[~billie.rinaldi] raised a very important point on a potential memory issue in
I wanted to capture her point and my first initial thoughts on it. Let's use this JIRA to discuss further on this topic and find the best solution.
Billie's question: Do you think this will cause memory issues for long-lived AMs?
Gour's initial thoughts: I agree with you that any list which is only growing over time is a concern for possible memory issues.
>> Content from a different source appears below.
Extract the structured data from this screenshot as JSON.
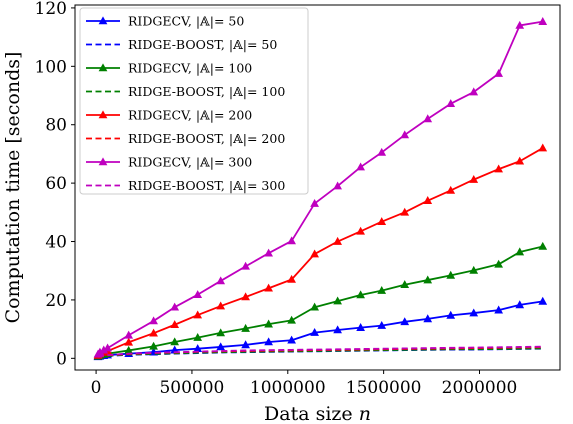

However I checked the size of a single container diagnostics payload and it hovers anywhere between 4-5 KB. So for about 100,000 containers it will end up consuming ~500MB. This is at the borderline of acceptability for a 1GB AM container. However for most production clusters I have seen that the min size of a container is set to 4GB or higher. Either way, 100K containers for a single app (even if running for years) is very unlikely but not impossible. We can do couple of things here. 1) Provide an API which can be triggered to drop all container diagnostics of the old/dead containers except n most recent ones (n can be passed as a parameter to the API). 2) Add logic where the AM will cap the no of old/dead containers to a limit of say 10,000 (which will be configurable per application). Nevertheless, if an app is created with 100K+ containers we can still be hosed, but here we are stretching our imaginations too much Anyway I don't think we should use this patch to solve this. I am going to create a new sub-task for this possible memory issue.